Coming at the worst possible time for both Tony Abbott and Bill Shorten, the byelection might be seen as an unpopularity contest between the two leaders.
Who do we despise the least? It's a tough call, but Labor and Liberal will be spending big money to find out.
Both leaders have sailed troubled and murky waters these last few months.
The government has taken on water from its handling of the resignation of speaker Bronwyn Bishop and Bill Shorten has faced tough questioning by the royal commission on union corruption.
Both sides are now facing voter backlash over accusations of abusing travel entitlements.
But the byelection in Canning will be more than just a test of leadership muscle.
Candidates are far more important in byelections than general elections.
In an up-close-and-personal byelection, voters get a better chance to know the hopefuls.
Political circles have been buzzing with reports the late Don Randall's daughter, Tess Randall, may nominate for Liberal endorsement.
This makes sense for the Liberals. Don Randall was well liked in the local community and his daughter may attract a sympathetic vote, particularly if she is as hard working as her father.
However, Tess Randall is relatively young and needs to campaign hard to establish her credentials. Although she is a staffer for Foreign Minister Julie Bishop, it is unclear how she would stake a claim to the job.
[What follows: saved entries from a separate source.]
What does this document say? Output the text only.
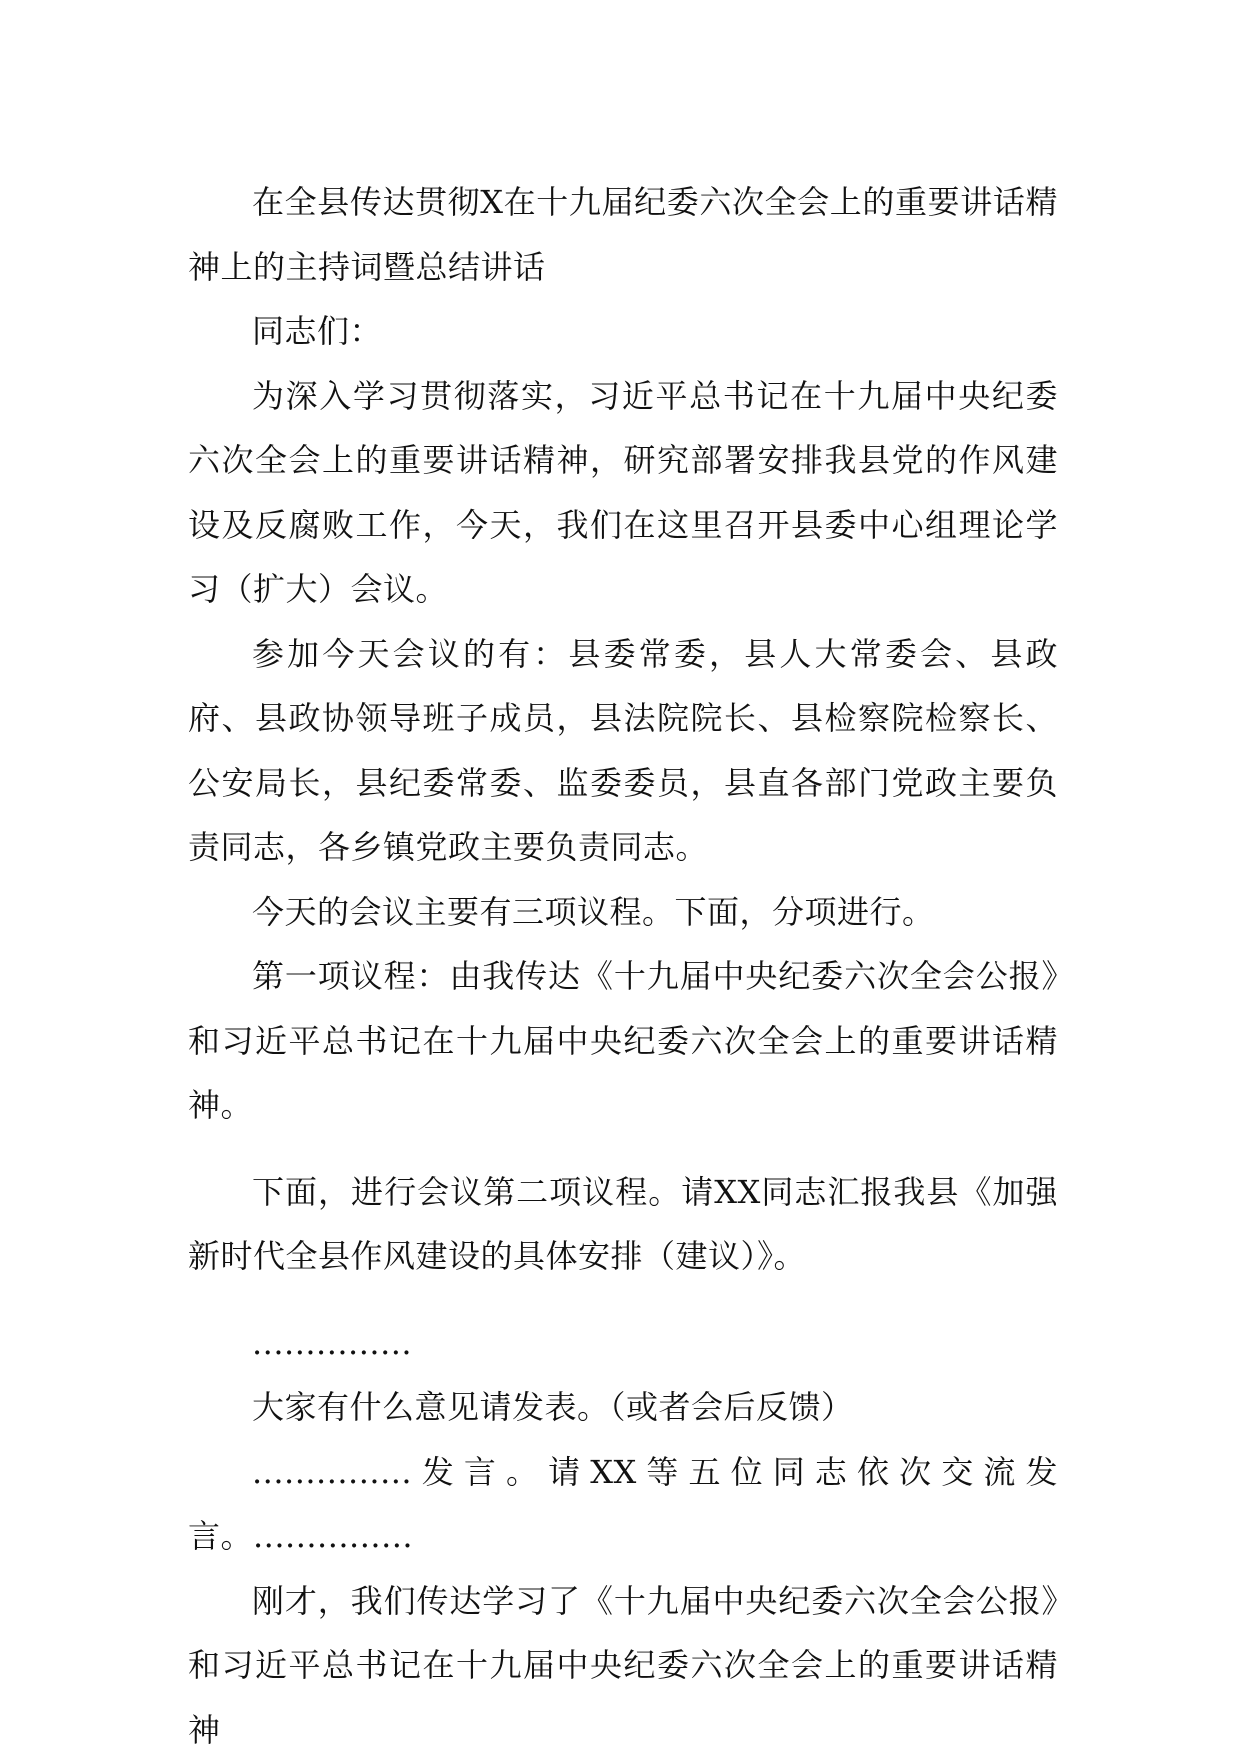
在全县传达贯彻X在十九届纪委六次全会上的重要讲话精神上的主持词暨总结讲话

同志们：

为深入学习贯彻落实，习近平总书记在十九届中央纪委六次全会上的重要讲话精神，研究部署安排我县党的作风建设及反腐败工作，今天，我们在这里召开县委中心组理论学习（扩大）会议。

参加今天会议的有：县委常委，县人大常委会、县政府、县政协领导班子成员，县法院院长、县检察院检察长、公安局长，县纪委常委、监委委员，县直各部门党政主要负责同志，各乡镇党政主要负责同志。

今天的会议主要有三项议程。下面，分项进行。

第一项议程：由我传达《十九届中央纪委六次全会公报》和习近平总书记在十九届中央纪委六次全会上的重要讲话精神。

下面，进行会议第二项议程。请XX同志汇报我县《加强新时代全县作风建设的具体安排（建议）》。

...............

大家有什么意见请发表。（或者会后反馈）

...............发言。请XX等五位同志依次交流发言。...............

刚才，我们传达学习了《十九届中央纪委六次全会公报》和习近平总书记在十九届中央纪委六次全会上的重要讲话精神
One thing is certain: with the name Randall, voters will be all ears.
Labor hopeful and Law Society President Matthew Keogh, also a former junior staffer for Alannah MacTiernan, has the opposite problem.
On paper, it is understandable why Labor hardheads might toy with his candidacy.
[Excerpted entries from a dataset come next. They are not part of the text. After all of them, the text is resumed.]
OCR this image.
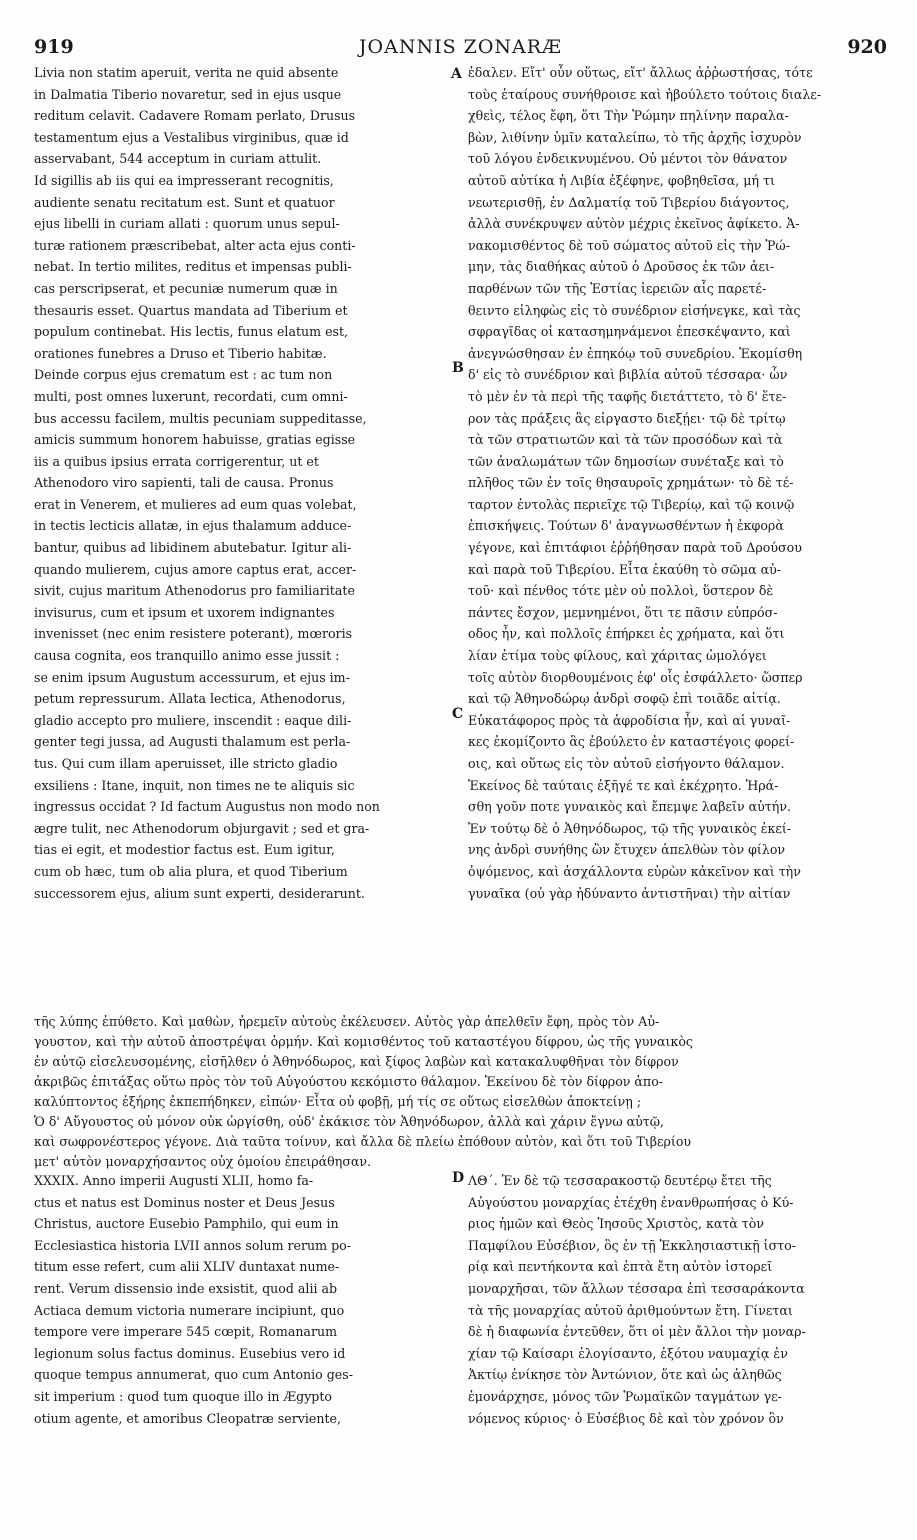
919	JOANNIS ZONARÆ	920
A
B
C
D
Livia non statim aperuit, verita ne quid absente
in Dalmatia Tiberio novaretur, sed in ejus usque
reditum celavit. Cadavere Romam perlato, Drusus
testamentum ejus a Vestalibus virginibus, quæ id
asservabant, 544 acceptum in curiam attulit.
Id sigillis ab iis qui ea impresserant recognitis,
audiente senatu recitatum est. Sunt et quatuor
ejus libelli in curiam allati : quorum unus sepul-
turæ rationem præscribebat, alter acta ejus conti-
nebat. In tertio milites, reditus et impensas publi-
cas perscripserat, et pecuniæ numerum quæ in
thesauris esset. Quartus mandata ad Tiberium et
populum continebat. His lectis, funus elatum est,
orationes funebres a Druso et Tiberio habitæ.
Deinde corpus ejus crematum est : ac tum non
multi, post omnes luxerunt, recordati, cum omni-
bus accessu facilem, multis pecuniam suppeditasse,
amicis summum honorem habuisse, gratias egisse
iis a quibus ipsius errata corrigerentur, ut et
Athenodoro viro sapienti, tali de causa. Pronus
erat in Venerem, et mulieres ad eum quas volebat,
in tectis lecticis allatæ, in ejus thalamum adduce-
bantur, quibus ad libidinem abutebatur. Igitur ali-
quando mulierem, cujus amore captus erat, accer-
sivit, cujus maritum Athenodorus pro familiaritate
invisurus, cum et ipsum et uxorem indignantes
invenisset (nec enim resistere poterant), mœroris
causa cognita, eos tranquillo animo esse jussit :
se enim ipsum Augustum accessurum, et ejus im-
petum repressurum. Allata lectica, Athenodorus,
gladio accepto pro muliere, inscendit : eaque dili-
genter tegi jussa, ad Augusti thalamum est perla-
tus. Qui cum illam aperuisset, ille stricto gladio
exsiliens : Itane, inquit, non times ne te aliquis sic
ingressus occidat ? Id factum Augustus non modo non
ægre tulit, nec Athenodorum objurgavit ; sed et gra-
tias ei egit, et modestior factus est. Eum igitur,
cum ob hæc, tum ob alia plura, et quod Tiberium
successorem ejus, alium sunt experti, desiderarunt.
ἐδαλεν. Εἴτ' οὖν οὕτως, εἴτ' ἄλλως ἀῤῥωστήσας, τότε
τοὺς ἑταίρους συνήθροισε καὶ ἠβούλετο τούτοις διαλε-
χθεὶς, τέλος ἔφη, ὅτι Τὴν Ῥώμην πηλίνην παραλα-
βὼν, λιθίνην ὑμῖν καταλείπω, τὸ τῆς ἀρχῆς ἰσχυρὸν
τοῦ λόγου ἐνδεικνυμένου. Οὐ μέντοι τὸν θάνατον
αὐτοῦ αὐτίκα ἡ Λιβία ἐξέφηνε, φοβηθεῖσα, μή τι
νεωτερισθῇ, ἐν Δαλματίᾳ τοῦ Τιβερίου διάγοντος,
ἀλλὰ συνέκρυψεν αὐτὸν μέχρις ἐκεῖνος ἀφίκετο. Ἀ-
νακομισθέντος δὲ τοῦ σώματος αὐτοῦ εἰς τὴν Ῥώ-
μην, τὰς διαθήκας αὐτοῦ ὁ Δροῦσος ἐκ τῶν ἀει-
παρθένων τῶν τῆς Ἑστίας ἱερειῶν αἷς παρετέ-
θειντο εἰληφὼς εἰς τὸ συνέδριον εἰσήνεγκε, καὶ τὰς
σφραγῖδας οἱ κατασημηνάμενοι ἐπεσκέψαντο, καὶ
ἀνεγνώσθησαν ἐν ἐπηκόῳ τοῦ συνεδρίου. Ἐκομίσθη
δ' εἰς τὸ συνέδριον καὶ βιβλία αὐτοῦ τέσσαρα· ὧν
τὸ μὲν ἐν τὰ περὶ τῆς ταφῆς διετάττετο, τὸ δ' ἕτε-
ρον τὰς πράξεις ἃς εἰργαστο διεξῄει· τῷ δὲ τρίτῳ
τὰ τῶν στρατιωτῶν καὶ τὰ τῶν προσόδων καὶ τὰ
τῶν ἀναλωμάτων τῶν δημοσίων συνέταξε καὶ τὸ
πλῆθος τῶν ἐν τοῖς θησαυροῖς χρημάτων· τὸ δὲ τέ-
ταρτον ἐντολὰς περιεῖχε τῷ Τιβερίῳ, καὶ τῷ κοινῷ
ἐπισκήψεις. Τούτων δ' ἀναγνωσθέντων ἡ ἐκφορὰ
γέγονε, καὶ ἐπιτάφιοι ἐῤῥήθησαν παρὰ τοῦ Δρούσου
καὶ παρὰ τοῦ Τιβερίου. Εἶτα ἐκαύθη τὸ σῶμα αὐ-
τοῦ· καὶ πένθος τότε μὲν οὐ πολλοὶ, ὕστερον δὲ
πάντες ἔσχον, μεμνημένοι, ὅτι τε πᾶσιν εὐπρόσ-
οδος ἦν, καὶ πολλοῖς ἐπήρκει ἐς χρήματα, καὶ ὅτι
λίαν ἐτίμα τοὺς φίλους, καὶ χάριτας ὡμολόγει
τοῖς αὐτὸν διορθουμένοις ἐφ' οἷς ἐσφάλλετο· ὥσπερ
καὶ τῷ Ἀθηνοδώρῳ ἀνδρὶ σοφῷ ἐπὶ τοιᾶδε αἰτίᾳ.
Εὐκατάφορος πρὸς τὰ ἀφροδίσια ἦν, καὶ αἱ γυναῖ-
κες ἐκομίζοντο ἃς ἐβούλετο ἐν καταστέγοις φορεί-
οις, καὶ οὕτως εἰς τὸν αὐτοῦ εἰσήγοντο θάλαμον.
Ἐκείνος δὲ ταύταις ἐξῆγέ τε καὶ ἐκέχρητο. Ἠρά-
σθη γοῦν ποτε γυναικὸς καὶ ἔπεμψε λαβεῖν αὐτήν.
Ἐν τούτῳ δὲ ὁ Ἀθηνόδωρος, τῷ τῆς γυναικὸς ἐκεί-
νης ἀνδρὶ συνήθης ὢν ἔτυχεν ἀπελθὼν τὸν φίλον
ὀψόμενος, καὶ ἀσχάλλοντα εὑρὼν κἀκεῖνον καὶ τὴν
γυναῖκα (οὐ γὰρ ἠδύναντο ἀντιστῆναι) τὴν αἰτίαν
τῆς λύπης ἐπύθετο. Καὶ μαθὼν, ἠρεμεῖν αὐτοὺς ἐκέλευσεν. Αὐτὸς γὰρ ἀπελθεῖν ἔφη, πρὸς τὸν Αὐ-
γουστον, καὶ τὴν αὐτοῦ ἀποστρέψαι ὁρμήν. Καὶ κομισθέντος τοῦ καταστέγου δίφρου, ὡς τῆς γυναικὸς
ἐν αὐτῷ εἰσελευσομένης, εἰσῆλθεν ὁ Ἀθηνόδωρος, καὶ ξίφος λαβὼν καὶ κατακαλυφθῆναι τὸν δίφρον
ἀκριβῶς ἐπιτάξας οὕτω πρὸς τὸν τοῦ Αὐγούστου κεκόμιστο θάλαμον. Ἐκείνου δὲ τὸν δίφρον ἀπο-
καλύπτοντος ἐξήρης ἐκπεπήδηκεν, εἰπών· Εἶτα οὐ φοβῇ, μή τίς σε οὕτως εἰσελθὼν ἀποκτείνῃ ;
Ὁ δ' Αὔγουστος οὐ μόνον οὐκ ὠργίσθη, οὐδ' ἐκάκισε τὸν Ἀθηνόδωρον, ἀλλὰ καὶ χάριν ἔγνω αὐτῷ,
καὶ σωφρονέστερος γέγονε. Διὰ ταῦτα τοίνυν, καὶ ἄλλα δὲ πλείω ἐπόθουν αὐτὸν, καὶ ὅτι τοῦ Τιβερίου
μετ' αὐτὸν μοναρχήσαντος οὐχ ὁμοίου ἐπειράθησαν.
XXXIX. Anno imperii Augusti XLII, homo fa-
ctus et natus est Dominus noster et Deus Jesus
Christus, auctore Eusebio Pamphilo, qui eum in
Ecclesiastica historia LVII annos solum rerum po-
titum esse refert, cum alii XLIV duntaxat nume-
rent. Verum dissensio inde exsistit, quod alii ab
Actiaca demum victoria numerare incipiunt, quo
tempore vere imperare 545 cœpit, Romanarum
legionum solus factus dominus. Eusebius vero id
quoque tempus annumerat, quo cum Antonio ges-
sit imperium : quod tum quoque illo in Ægypto
otium agente, et amoribus Cleopatræ serviente,
ΛΘ΄. Ἐν δὲ τῷ τεσσαρακοστῷ δευτέρῳ ἔτει τῆς
Αὐγούστου μοναρχίας ἐτέχθη ἐνανθρωπήσας ὁ Κύ-
ριος ἡμῶν καὶ Θεὸς Ἰησοῦς Χριστὸς, κατὰ τὸν
Παμφίλου Εὐσέβιον, ὃς ἐν τῇ Ἐκκλησιαστικῇ ἱστο-
ρίᾳ καὶ πεντήκοντα καὶ ἑπτὰ ἔτη αὐτὸν ἱστορεῖ
μοναρχῆσαι, τῶν ἄλλων τέσσαρα ἐπὶ τεσσαράκοντα
τὰ τῆς μοναρχίας αὐτοῦ ἀριθμούντων ἔτη. Γίνεται
δὲ ἡ διαφωνία ἐντεῦθεν, ὅτι οἱ μὲν ἄλλοι τὴν μοναρ-
χίαν τῷ Καίσαρι ἐλογίσαντο, ἐξότου ναυμαχίᾳ ἐν
Ἀκτίῳ ἐνίκησε τὸν Ἀντώνιον, ὅτε καὶ ὡς ἀληθῶς
ἐμονάρχησε, μόνος τῶν Ῥωμαϊκῶν ταγμάτων γε-
νόμενος κύριος· ὁ Εὐσέβιος δὲ καὶ τὸν χρόνον ὃν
But what a Terrace lawyer who lives in Perth's leafy inner suburbs has in common with the people of Mandurah is anyone's guess.
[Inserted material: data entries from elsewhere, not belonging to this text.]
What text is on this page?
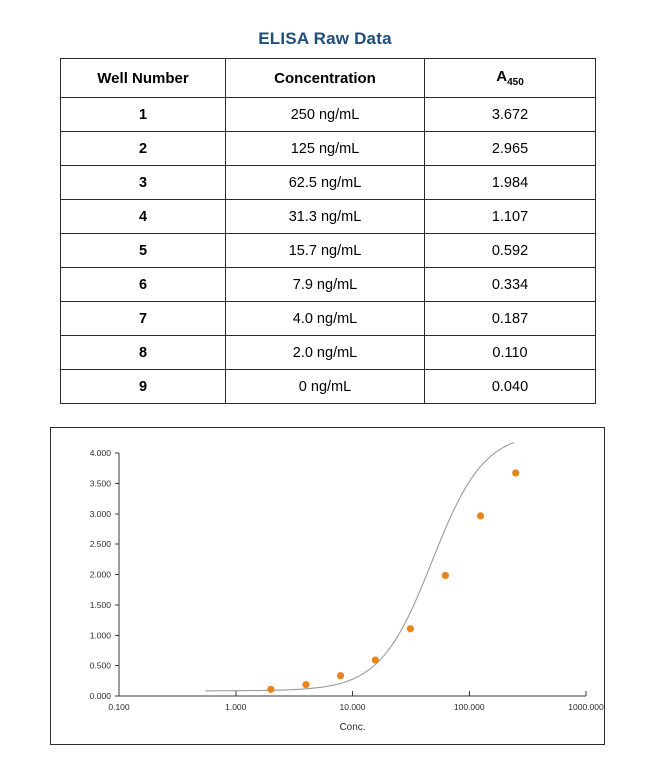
ELISA Raw Data
Well Number	Concentration	$A_{450}$
1	250 ng/mL	3.672
2	125 ng/mL	2.965
3	62.5 ng/mL	1.984
4	31.3 ng/mL	1.107
5	15.7 ng/mL	0.592
6	7.9 ng/mL	0.334
7	4.0 ng/mL	0.187
8	2.0 ng/mL	0.110
9	0 ng/mL	0.040
0.000
0.500
1.000
1.500
2.000
2.500
3.000
3.500
4.000
0.100	1.000	10.000	100.000	1000.000
Conc.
In a contest where all politics is local, Keogh would begin the race with zero local profile.
Whoever wins the nominations, both parties are desperate for a good showing.
Abbott survived an attempt on his leadership in February and the latest Fairfax poll shows Shorten pulling ahead as preferred prime minister.
Many inside Labor believe Shorten would struggle under serious political pressure, the kind Abbott has not yet had the clear air to exert.
Either way, both parties will be sinking in serious campaign cash to bolster their chances.
Let's hope it's the people who end up the real winners on election night.